Archives for November 2010

Monday Dare: Apocalypse a’comin’

Every Monday, I’m picking from the List of Things to Try, Places to Go, Possible Acts that Help and Possible Fun to Have. It’s a list I made before The Project started and I’m still adding to it. If you have suggestions, please, feel free to throw them. I’m calling the list my Monday Dares, as I get overwhelmed just looking at the words “challenge” or “goal.”

This week: I will learn to cook. Surely, this is a sign of the Apocalypse. Run, bitches, run.


See? I haven’t even started and I’m already in despair. This is probably a bad sign.

You know what else is a bad sign?

When you boil noodles to make spaghetti and you run upstairs to take the curlers out of your hair and your daughter tells you she smells fire. Why do children like to make shit up?

You tell her it’s probably some nefarious vagrants outside burning leaves but then your smoke detector goes off. God, Harv, seriously? Didn’t I ask you to change those batteries?

You unroll your curlers leisurely, ignoring the sound of the alarm and send a nasty stinky-eye outside.

Lordy, can’t those vagrants take their pyrotechic hobby somewhere else? Their little shenanigans are setting off MY smoke alarm.

Then, you remember all your windows are closed. Wait…..

Oh, yeah, maybe it’s time to check on that spaghetti.

Folks, I can’t distinguish a cheese grater from a teapot but trust me when I tell you, break those noodles in half before you slip them into the pot. Noodles hanging out of pot= fire hazard.
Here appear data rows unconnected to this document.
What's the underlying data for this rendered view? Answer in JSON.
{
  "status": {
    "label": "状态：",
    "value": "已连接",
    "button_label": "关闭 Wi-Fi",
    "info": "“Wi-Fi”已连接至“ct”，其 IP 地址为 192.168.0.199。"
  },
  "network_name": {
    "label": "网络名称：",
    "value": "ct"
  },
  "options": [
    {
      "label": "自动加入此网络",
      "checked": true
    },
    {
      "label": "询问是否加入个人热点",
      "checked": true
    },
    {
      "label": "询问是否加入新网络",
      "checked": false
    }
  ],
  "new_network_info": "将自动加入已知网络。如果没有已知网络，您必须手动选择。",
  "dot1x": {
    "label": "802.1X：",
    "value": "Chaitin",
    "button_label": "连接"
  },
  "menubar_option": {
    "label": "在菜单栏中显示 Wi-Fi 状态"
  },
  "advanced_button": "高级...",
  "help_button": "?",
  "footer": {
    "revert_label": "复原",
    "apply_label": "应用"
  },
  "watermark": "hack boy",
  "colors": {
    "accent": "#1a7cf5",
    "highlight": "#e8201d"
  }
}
Also, if your husband is on a business trip and you text him to make sure you have some sort of home or fire insurance and he only texts back “yes” without even asking what is going on, it means that you’re not fooling anyone with your shitty cooking skills, so it’s time to buck up and learn to cook.


Any ideas for a quick and easy first recipe I can master?
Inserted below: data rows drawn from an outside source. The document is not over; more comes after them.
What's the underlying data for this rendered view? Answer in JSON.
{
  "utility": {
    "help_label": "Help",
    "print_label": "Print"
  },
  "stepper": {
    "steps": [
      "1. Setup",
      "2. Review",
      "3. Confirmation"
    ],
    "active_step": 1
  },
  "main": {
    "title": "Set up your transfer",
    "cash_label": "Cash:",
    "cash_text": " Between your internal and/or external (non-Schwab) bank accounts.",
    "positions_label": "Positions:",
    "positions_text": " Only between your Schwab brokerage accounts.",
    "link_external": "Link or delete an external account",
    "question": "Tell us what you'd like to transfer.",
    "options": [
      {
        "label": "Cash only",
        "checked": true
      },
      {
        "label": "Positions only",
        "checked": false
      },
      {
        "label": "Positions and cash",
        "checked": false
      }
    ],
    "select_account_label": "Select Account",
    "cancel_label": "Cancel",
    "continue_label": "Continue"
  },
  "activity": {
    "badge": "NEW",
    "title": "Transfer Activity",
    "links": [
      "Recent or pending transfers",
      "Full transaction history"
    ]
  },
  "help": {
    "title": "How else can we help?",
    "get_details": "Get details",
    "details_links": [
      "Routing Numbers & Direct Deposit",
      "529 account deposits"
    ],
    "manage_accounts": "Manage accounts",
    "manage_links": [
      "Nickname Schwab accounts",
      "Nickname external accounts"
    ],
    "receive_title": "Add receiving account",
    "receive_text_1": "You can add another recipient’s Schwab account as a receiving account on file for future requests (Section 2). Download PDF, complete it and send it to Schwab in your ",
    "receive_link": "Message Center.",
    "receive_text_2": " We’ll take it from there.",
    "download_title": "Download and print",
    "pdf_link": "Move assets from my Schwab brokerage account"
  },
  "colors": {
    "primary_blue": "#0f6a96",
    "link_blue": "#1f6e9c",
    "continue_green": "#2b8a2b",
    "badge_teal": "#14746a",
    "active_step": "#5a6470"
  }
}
Please don’t list it if it requires a knife (butterfingers), stove (I like hair spray), water (slip and fall hazard), freezer (frostbite), oven (gets hot, y’all), fork (pointy) or oil (splatter-y).

Answer me this: If I’m learning to cook this week and I want to jump off a bridge, are these two things related?

photo via

Obviously, you people are saints

If you commented on this week’s Monday Dare, I just want you to know that I would trade two of my other friends for you.

If you didn’t leave a comment, you’re probably one of the friends being traded.
A big slap on the back and a thumbs up to the 149 commenters.
Because of the generous donation matching by Noa Gavin, Stefanie Wilder Taylor and my family…

149 comments= 450 dollars

(I rounded. It’s the only kind of math I can do. Don’t judge.)
Fucking awesome, y’all.
What does $450 in goodies look like?
P.S. I’ve been thinking a lot about Black Friday tonight. I’m not participating in the madness for the first time in many years because of The Project. My resolve was strong until I checked my backlog of voicemails from this week.
The sales guy from my favorite shoe store called to tell me that 90% of the store would be on sale tomorrow. I guess it’s not really Thanksgiving in my house until I yell, “Don’t you know I’m not shopping for a year, bitch!” at my phone.
I know what you’re thinking…how does she shoulder the burden of being so classy?
Are you venturing out this weekend? Give a girl the scoop…what did you buy?